Gu Sheng ficou atônito. Imaginava que, se conseguisse oferecer algumas centenas de milhares, já seria além das expectativas de Ye Ziheng, pois para ele aquela ficha era quase como ganhar na loteria.

Mas Gu Sheng, com seu "dinheiro e caprichos", ofereceu logo cinco milhões.

Ye Ziheng chegou a visualizar, em sua mente, a cena de ser soterrado por uma pilha de notas.

Gu Sheng explicou:

— Está tudo certo, já mandei providenciarem a transferência. Como passa de um milhão, pode demorar um pouco para cair.

Ye Ziheng, surpreso:

— Não vai esperar eu te entregar a ficha antes de pagar?

Gu Sheng respondeu:

— Confio em você. Além disso, aqui em Cidade CQ, se alguém pega dinheiro da família Gu e não entrega o combinado, nem se esconder debaixo da terra escapa de levar uma boa coça.

Ye Ziheng ficou sem ter o que dizer.

Depois disso, os dois conversaram mais um pouco.

Decidiram que o melhor momento para construir o território seria quando a maioria dos jogadores e membros da família Gu atingisse o nível quinze.

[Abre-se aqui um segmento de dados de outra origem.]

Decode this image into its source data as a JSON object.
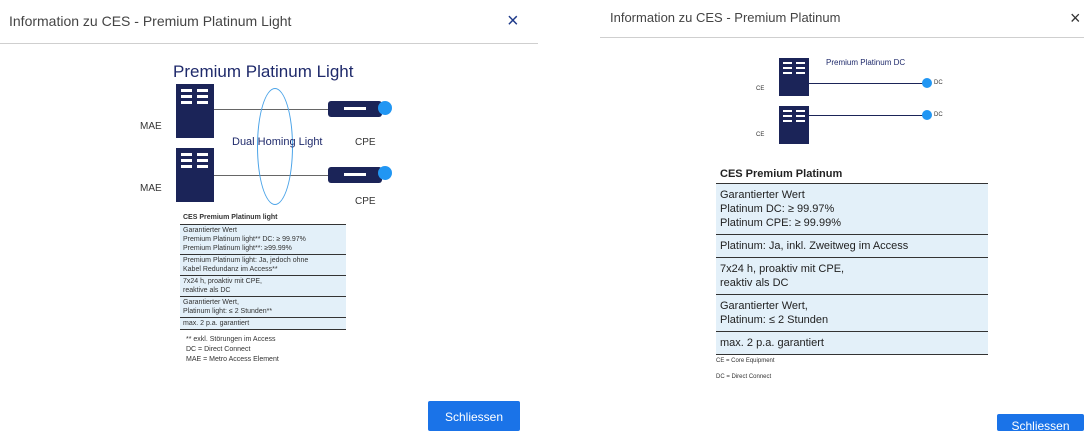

É que, nesse nível, todas as classes que mudam de profissão normalmente aprendem algumas habilidades muito úteis, o que ajudaria bastante na defesa contra monstros.

Quanto à entrega da ficha, combinariam quando Ye Ziheng retornasse a Cidade de Sol Nascente.

— Vamos sair daqui — sugeriu Ye Ziheng a Sorriso.

Ela assentiu.

De repente, seus olhos se arregalaram. Pegou rapidamente a caixa onde estava a ficha de território e virou-a de cabeça para baixo.

— Hein?!

Ambos notaram que, no fundo da caixa, havia um lenço de seda aparecendo.

— Será que é algum presente de uma mulher para o chefão? — Ye Ziheng viajou.

Sorriso apenas revirou os olhos, retirou o lenço e, após uma olhada rápida, comentou:

— Isto é uma... bem, não sei se chamo de carta de amor ou de denúncia.

Ye Ziheng pegou o lenço e leu: era uma carta de amor do comandante adjunto Nanshan da guarnição de Cidade de Sol Nascente para o segundo chefe de Covil do Vento Negro.

No início, informava discretamente que, em três dias, a guarnição atacaria o covil e pedia para o segundo chefe se precaver.

O restante do texto era pura saudade, juras de amor e esperança de reatar o relacionamento.

No final, havia a assinatura de próprio punho de Nanshan.

Que situação! O grande chefe de Covil do Vento Negro estava sendo traído, e a carta de amor/denúncia ainda escondida no tesouro secreto, provavelmente planejando usá-la depois.

Mas agora, pouco importava o que o chefe planejava, pois já não fazia diferença.

Ye Ziheng comentou:

— Isso aqui é explosivo demais. O que fazemos com esse lenço?

— Você decide. Não tenho interesse nessas coisas. Melhor irmos logo encontrar Bai Xuefeng, trocar o mapa e seguir logo para o Rio Zhangpu — sugeriu Sorriso, dando de ombros.

Ye Ziheng concordou.

Assim, vasculharam novamente o cofre, certificando-se de que nada ficou para trás, e, então, partiram em direção ao portão principal do Covil do Vento Negro.

Quando Ye Ziheng passou pelo Pássaro Rompe-Nuvens, igualmente destroçado pelo trovão de Zhuge Jin, um estranho pressentimento chamou sua atenção.